SkinCon: A skin disease dataset densely annotated by domain experts for fine-grained model debugging and analysis

For the deployment of artificial intelligence (AI) in high-risk settings, such as healthcare, methods that provide interpretability/explainability or allow fine-grained error analysis are critical. Many recent methods for interpretability/explainability and fine-grained error analysis use concepts, which are meta-labels that are semantically meaningful to humans. However, there are only a few datasets that include concept-level meta-labels and most of these meta-labels are relevant for natural images that do not require domain expertise. Densely annotated datasets in medicine focused on meta-labels that are relevant to a single disease such as melanoma. In dermatology, skin disease is described using an established clinical lexicon that allows clinicians to describe physical exam findings to one another. To provide a medical dataset densely annotated by domain experts with annotations useful across multiple disease processes, we developed SkinCon: a skin disease dataset densely annotated by dermatologists. SkinCon includes 3230 images from the Fitzpatrick 17k dataset densely annotated with 48 clinical concepts, 22 of which have at least 50 images representing the concept. The concepts used were chosen by two dermatologists considering the clinical descriptor terms used to describe skin lesions. Examples include "plaque", "scale", and "erosion". The same concepts were also used to label 656 skin disease images from the Diverse Dermatology Images dataset, providing an additional external dataset with diverse skin tone representations. We review the potential applications for the SkinCon dataset, such as probing models, concept-based explanations, and concept bottlenecks. Furthermore, we use SkinCon to demonstrate two of these use cases: debugging mistakes of an existing dermatology AI model with concepts and developing interpretable models with post-hoc concept bottleneck models.
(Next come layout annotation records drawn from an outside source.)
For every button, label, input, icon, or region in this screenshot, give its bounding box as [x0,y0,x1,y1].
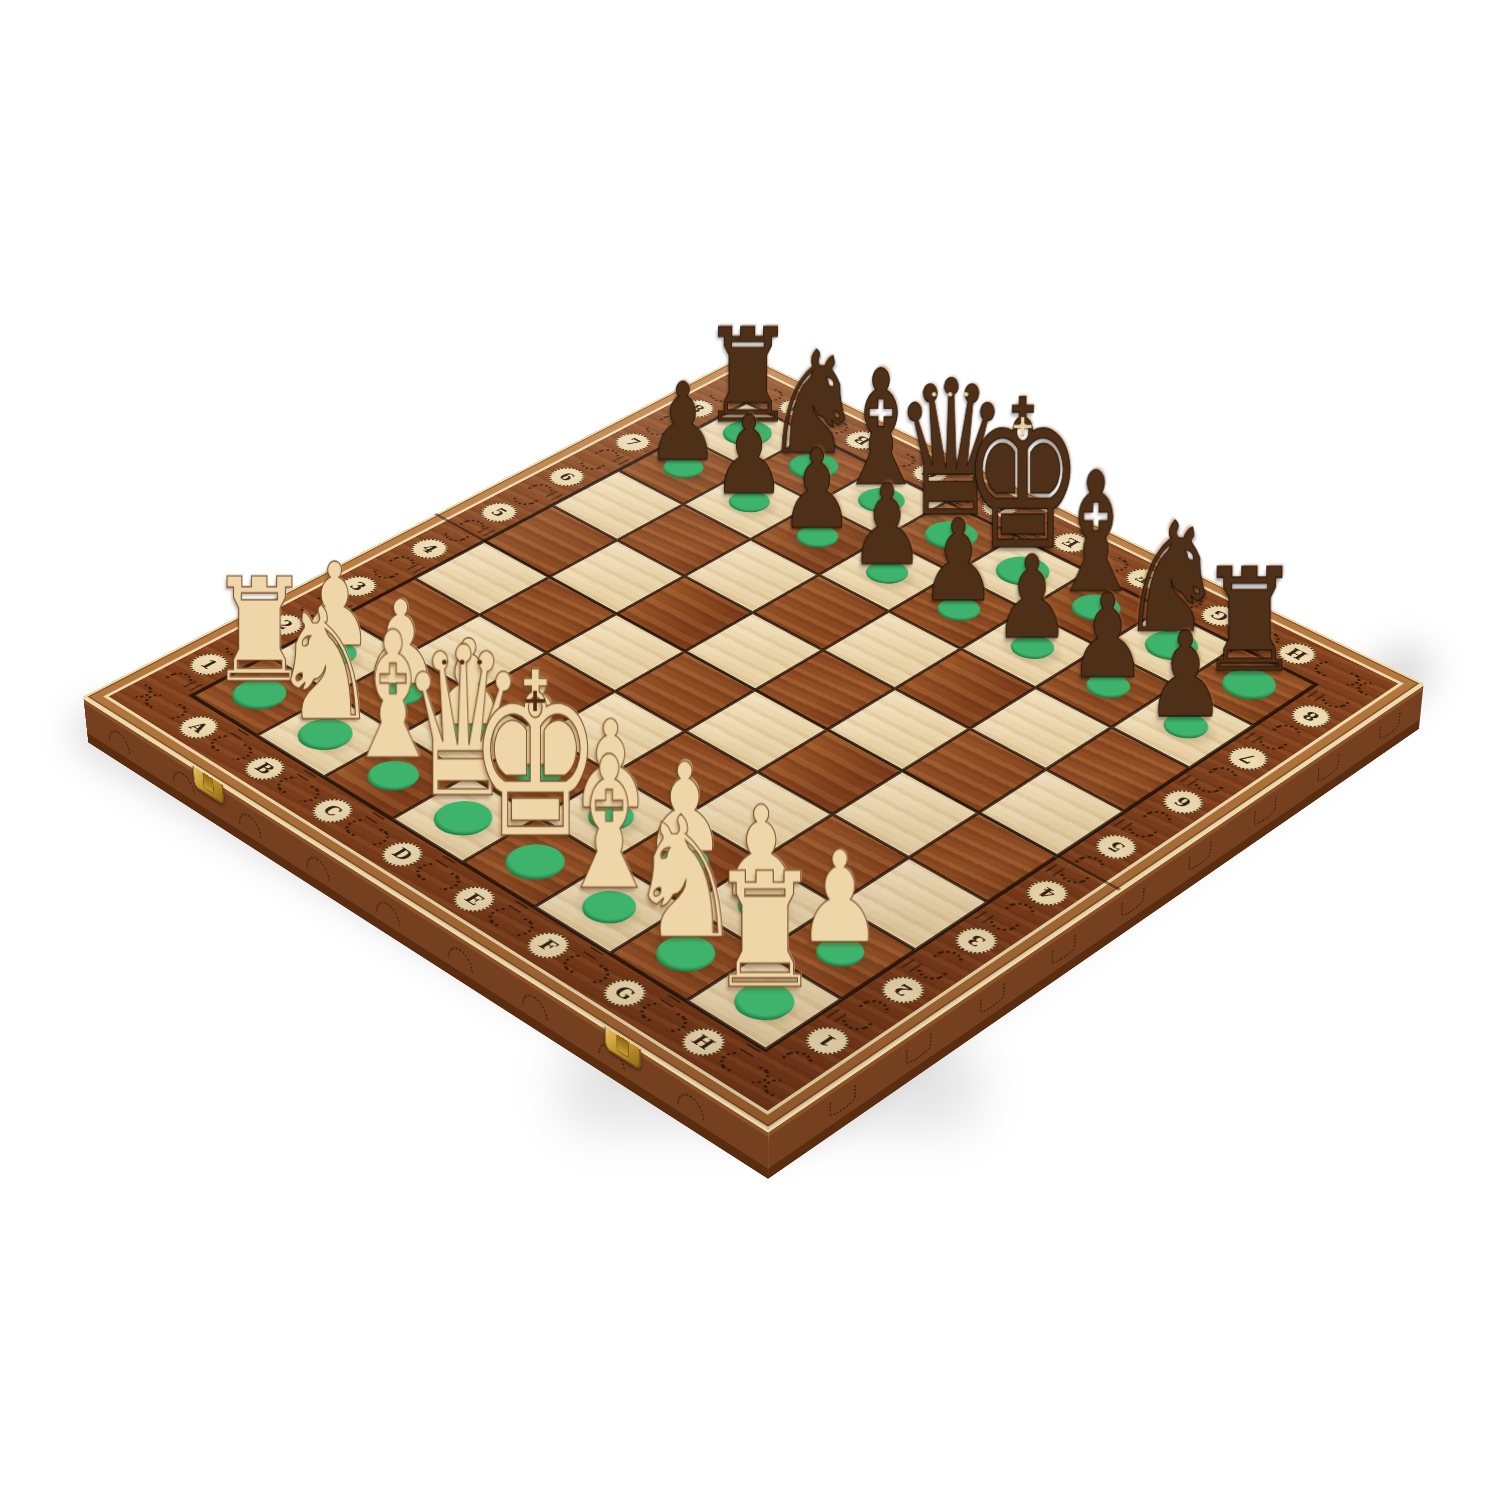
side-arc-stamp [677,1087,705,1121]
side-arc-stamp [1188,841,1212,872]
side-arc-stamp [521,988,547,1021]
chess-board[interactable]: AABBCCDDEEFFGGHH1122334455667788♜♞♟♝♟♛• … [83,354,1423,1130]
side-arc-stamp [1253,797,1276,828]
side-arc-stamp [375,895,400,927]
side-arc-stamp [980,983,1005,1016]
side-arc-stamp [171,766,195,796]
rook-icon: ♜ [707,852,822,1011]
scene: AABBCCDDEEFFGGHH1122334455667788♜♞♟♝♟♛• … [0,0,1500,1500]
side-arc-stamp [906,1033,932,1067]
side-arc-stamp [1379,712,1401,742]
black-pawn-glyph: ♟ [1100,611,1272,735]
white-rook-glyph: ♜ [670,845,859,1011]
pawn-icon: ♟ [1146,617,1226,735]
side-arc-stamp [1051,934,1076,967]
side-arc-stamp [305,851,330,882]
side-arc-stamp [447,941,473,973]
side-arc-stamp [1121,887,1145,919]
photo-canvas: AABBCCDDEEFFGGHH1122334455667788♜♞♟♝♟♛• … [0,0,1500,1500]
side-arc-stamp [107,725,130,754]
side-arc-stamp [237,808,261,838]
side-arc-stamp [1317,754,1340,784]
side-arc-stamp [829,1085,856,1120]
翻译：在医疗等高危场景中部署人工智能时，可提供可解释性/可说明性或支持精细化错误分析的方法至关重要。近年来许多可解释性/可说明性和精细化错误分析方法采用"概念"作为对人类具有语义意义的元标签。然而，目前仅有少量数据集包含概念级元标签，且多数此类元标签适用于无需领域专业知识的自然图像。医学领域的密集标注数据集集中于与单一疾病（如黑色素瘤）相关的元标签。在皮肤病学中，皮肤病变通过一套成熟的临床词典进行描述，使临床医生能够相互交流体格检查结果。为提供由领域专家密集标注且适用于多种疾病过程的医学数据集，我们开发了SkinCon：一个由皮肤科医生密集标注的皮肤病数据集。SkinCon包含来自Fitzpatrick 17k数据集的3230张图像，密集标注了48个临床概念，其中22个概念至少有50张图像作为代表。这些概念由两位皮肤科医生根据描述皮肤病变的临床术语选定，例如"斑块""鳞屑""糜烂"。相同的概念还被用于标注Diverse Dermatology Images数据集的656张皮肤病图像，从而提供了额外包含多样化肤色表征的外部数据集。我们综述了SkinCon数据集的潜在应用场景，包括模型探测、基于概念的解释和概念瓶颈模型。此外，我们利用SkinCon演示了其中两个用例：通过概念调试现有皮肤科AI模型的错误，以及利用事后概念瓶颈模型开发可解释模型。